The house was lonely. He avoided the empty nursery, and tried not to remember that Amy was the one who picked out the different paintings and flowers around the house. It was easier than it sounded.

It was mid-June when he looked out the window and saw her standing at the foot of the walk leading up to the house, her hands behind her back, and watching the window wistfully. He hurried outside before she could disappear.

She was pale and thinner than he remembered her. Her hair was loose, and hung down her back in dark waves.

She blinked when she saw him. "Hello, Teddy," she said calmly.

"Jo," he said hoarsely. "I've missed you."

She stood stark still and he was afraid to touch her. "Yes—well, I've missed you, too," she said. "But everything I said before still stands. I can't see you, Teddy."

He hissed softly under his breath and kissed her before she could stop him. Her lips were soft under his, and her hands came up to play with her hair. He pulled away and listened to the sound of his name on her tongue.

"Leave him, Jo," he begged. "You need to be happy—you've already been so unhappy—it isn't fair, and you know it."

She gulped down a sob and looked away.

He swallowed too, before he continued, rubbing her palms with his thumbs and speaking softer than before. "And what about me?" he asked quietly. "I've never loved anyone but you, Jo—I never will, I can't, I've tried. I love you. Just you. And if you love me too—then we must."

She shook her head wildly. "I can't," she said. "My family will never forgive me. Divorce—such a disgrace! Against my family, and God—I couldn't. I've bound myself to Fritz, and I must stay with him."

He tilted her chin up and kissed her again. There were no protests, just a soft, surprised noise from the corner of her mouth.

"Where's the brave Jo March I used to know?" he teased gently, running a finger along the side of her face.
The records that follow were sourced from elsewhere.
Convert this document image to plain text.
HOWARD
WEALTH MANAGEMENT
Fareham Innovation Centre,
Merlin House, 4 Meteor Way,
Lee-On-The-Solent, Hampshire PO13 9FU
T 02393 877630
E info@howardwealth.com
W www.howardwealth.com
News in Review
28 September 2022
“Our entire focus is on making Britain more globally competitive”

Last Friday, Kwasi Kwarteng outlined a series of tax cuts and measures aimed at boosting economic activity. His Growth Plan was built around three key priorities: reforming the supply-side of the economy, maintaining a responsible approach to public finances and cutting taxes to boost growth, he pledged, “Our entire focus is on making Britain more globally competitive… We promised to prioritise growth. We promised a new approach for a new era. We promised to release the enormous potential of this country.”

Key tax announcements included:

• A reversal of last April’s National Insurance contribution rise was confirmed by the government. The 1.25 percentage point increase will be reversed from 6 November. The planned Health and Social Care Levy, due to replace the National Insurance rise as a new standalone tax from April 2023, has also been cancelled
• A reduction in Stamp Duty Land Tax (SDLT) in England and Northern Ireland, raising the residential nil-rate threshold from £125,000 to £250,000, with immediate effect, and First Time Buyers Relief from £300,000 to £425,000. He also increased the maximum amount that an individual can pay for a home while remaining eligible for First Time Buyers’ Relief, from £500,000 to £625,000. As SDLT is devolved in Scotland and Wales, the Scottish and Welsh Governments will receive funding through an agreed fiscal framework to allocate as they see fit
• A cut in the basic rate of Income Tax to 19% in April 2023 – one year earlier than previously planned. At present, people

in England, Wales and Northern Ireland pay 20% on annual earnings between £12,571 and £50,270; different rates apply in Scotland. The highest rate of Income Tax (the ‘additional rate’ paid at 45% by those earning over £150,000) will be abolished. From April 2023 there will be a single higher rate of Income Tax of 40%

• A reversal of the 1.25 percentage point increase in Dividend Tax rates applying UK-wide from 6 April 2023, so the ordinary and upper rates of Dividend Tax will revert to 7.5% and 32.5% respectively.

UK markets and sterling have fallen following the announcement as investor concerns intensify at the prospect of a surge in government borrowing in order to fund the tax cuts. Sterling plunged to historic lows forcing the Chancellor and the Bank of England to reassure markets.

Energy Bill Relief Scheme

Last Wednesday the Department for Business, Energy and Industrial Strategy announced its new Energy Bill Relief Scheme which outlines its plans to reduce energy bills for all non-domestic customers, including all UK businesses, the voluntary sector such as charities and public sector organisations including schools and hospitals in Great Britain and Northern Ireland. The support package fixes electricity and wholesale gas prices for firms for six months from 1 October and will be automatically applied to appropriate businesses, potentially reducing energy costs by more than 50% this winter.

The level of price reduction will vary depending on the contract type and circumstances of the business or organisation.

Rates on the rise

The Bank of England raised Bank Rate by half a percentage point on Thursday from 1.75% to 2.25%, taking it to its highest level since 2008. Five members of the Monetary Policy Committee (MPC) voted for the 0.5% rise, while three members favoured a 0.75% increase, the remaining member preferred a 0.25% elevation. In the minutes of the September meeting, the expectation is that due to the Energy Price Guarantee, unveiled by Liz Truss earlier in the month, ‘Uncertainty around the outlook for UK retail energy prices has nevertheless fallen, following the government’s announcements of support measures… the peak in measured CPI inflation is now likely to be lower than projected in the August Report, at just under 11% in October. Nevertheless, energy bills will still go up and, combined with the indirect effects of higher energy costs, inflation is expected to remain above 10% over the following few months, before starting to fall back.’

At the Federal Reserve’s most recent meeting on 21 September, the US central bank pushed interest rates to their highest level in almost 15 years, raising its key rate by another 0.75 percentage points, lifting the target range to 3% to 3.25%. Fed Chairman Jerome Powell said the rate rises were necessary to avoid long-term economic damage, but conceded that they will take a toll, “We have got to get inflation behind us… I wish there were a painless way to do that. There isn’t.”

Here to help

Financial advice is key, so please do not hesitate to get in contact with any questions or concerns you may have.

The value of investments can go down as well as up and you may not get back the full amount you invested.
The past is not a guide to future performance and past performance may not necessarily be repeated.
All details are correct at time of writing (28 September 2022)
She seemed to wilt under his touch. "She is gone," she whispered. "Beaten down by time and death. I'm sorry."

"You are still my Jo," Laurie contradicted her automatically.
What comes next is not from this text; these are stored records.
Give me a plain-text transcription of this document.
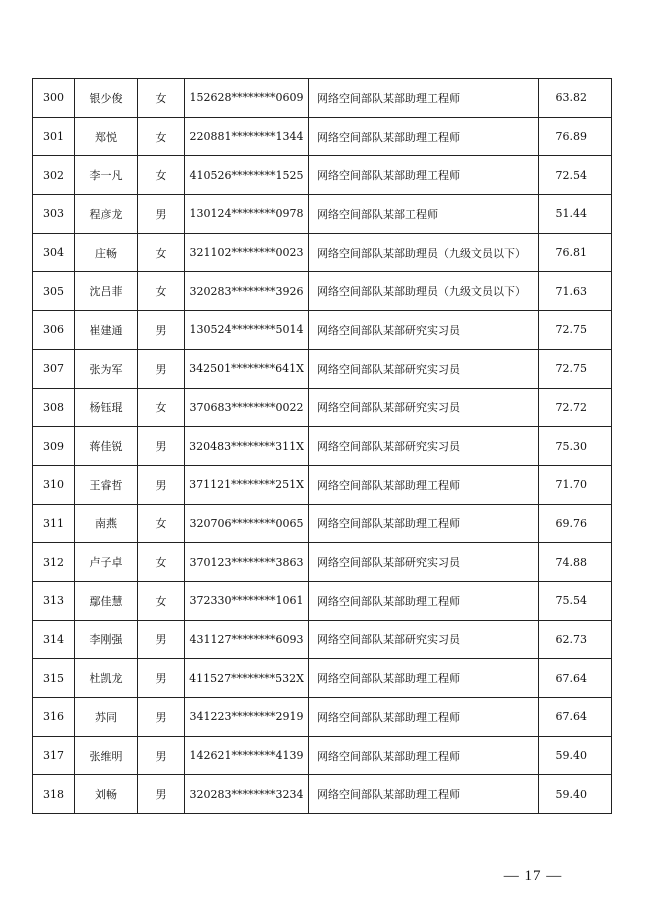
300	银少俊	女	152628********0609	网络空间部队某部助理工程师	63.82
301	郑悦	女	220881********1344	网络空间部队某部助理工程师	76.89
302	李一凡	女	410526********1525	网络空间部队某部助理工程师	72.54
303	程彦龙	男	130124********0978	网络空间部队某部工程师	51.44
304	庄畅	女	321102********0023	网络空间部队某部助理员（九级文员以下）	76.81
305	沈吕菲	女	320283********3926	网络空间部队某部助理员（九级文员以下）	71.63
306	崔建通	男	130524********5014	网络空间部队某部研究实习员	72.75
307	张为军	男	342501********641X	网络空间部队某部研究实习员	72.75
308	杨钰琨	女	370683********0022	网络空间部队某部研究实习员	72.72
309	蒋佳锐	男	320483********311X	网络空间部队某部研究实习员	75.30
310	王睿哲	男	371121********251X	网络空间部队某部助理工程师	71.70
311	南燕	女	320706********0065	网络空间部队某部助理工程师	69.76
312	卢子卓	女	370123********3863	网络空间部队某部研究实习员	74.88
313	鄢佳慧	女	372330********1061	网络空间部队某部助理工程师	75.54
314	李刚强	男	431127********6093	网络空间部队某部研究实习员	62.73
315	杜凯龙	男	411527********532X	网络空间部队某部助理工程师	67.64
316	苏同	男	341223********2919	网络空间部队某部助理工程师	67.64
317	张维明	男	142621********4139	网络空间部队某部助理工程师	59.40
318	刘畅	男	320283********3234	网络空间部队某部助理工程师	59.40
— 17 —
It was her turn to kiss him, and the small smile on her face seemed to confirm his belief.

XXXxxxXXXxxxXXX

He did not see her again until about a month later. Early August, she showed up on his porch, tears pouring down her face.
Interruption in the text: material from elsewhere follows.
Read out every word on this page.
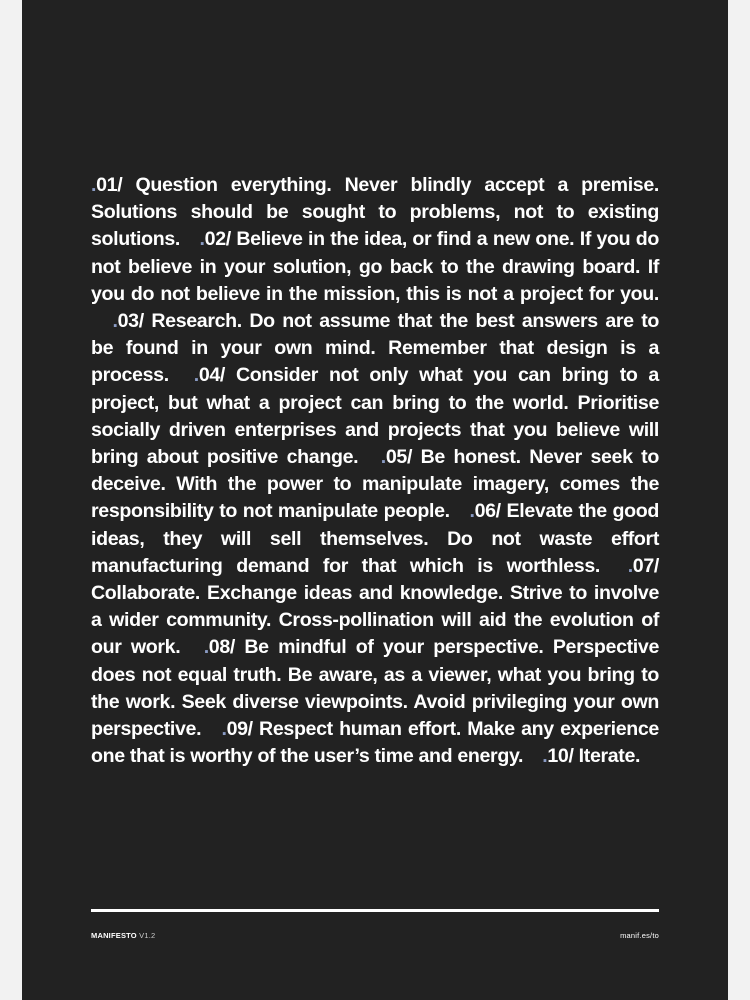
.01/ Question everything. Never blindly accept a premise. Solutions should be sought to problems, not to existing solutions. .02/ Believe in the idea, or find a new one. If you do not believe in your solution, go back to the drawing board. If you do not believe in the mission, this is not a project for you. .03/ Research. Do not assume that the best answers are to be found in your own mind. Remember that design is a process. .04/ Consider not only what you can bring to a project, but what a project can bring to the world. Prioritise socially driven enterprises and projects that you believe will bring about positive change. .05/ Be honest. Never seek to deceive. With the power to manipulate imagery, comes the responsibility to not manipulate people. .06/ Elevate the good ideas, they will sell themselves. Do not waste effort manufacturing demand for that which is worthless. .07/ Collaborate. Exchange ideas and knowledge. Strive to involve a wider community. Cross-pollination will aid the evolution of our work. .08/ Be mindful of your perspective. Perspective does not equal truth. Be aware, as a viewer, what you bring to the work. Seek diverse viewpoints. Avoid privileging your own perspective. .09/ Respect human effort. Make any experience one that is worthy of the user’s time and energy. .10/ Iterate.

MANIFESTO V1.2	manif.es/to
"I've asked Fritz for a divorce," she said calmly, before collapsing into him, sobbing.

He stroked her hair, and murmured comforting sounds into her ear, and felt like dancing.

"He said yes," she finally continued, once she had regained some of her composure. "I think he was too shocked to do anything else. So he will arrange everything, then go back to Germany to be with his family. He's so good to me, really. I know he loves me. But I can't—I can't."

He kissed her fiercely, high with the knowledge that he finally could.

"I don't know what I'll tell Marmee and Father and Meg," Jo said mournfully. "They'll all be so ashamed. And—I feel like I'm hurting Amy, somehow."

He looked at her carefully. Perhaps he had pushed her too far. "Jo—you don't have to do this. You can go back to…your husband—and undo it."

She looked at him and sniffed, then smiled shakily through her tears. "No," she said. "This is one choice I don't want to undo."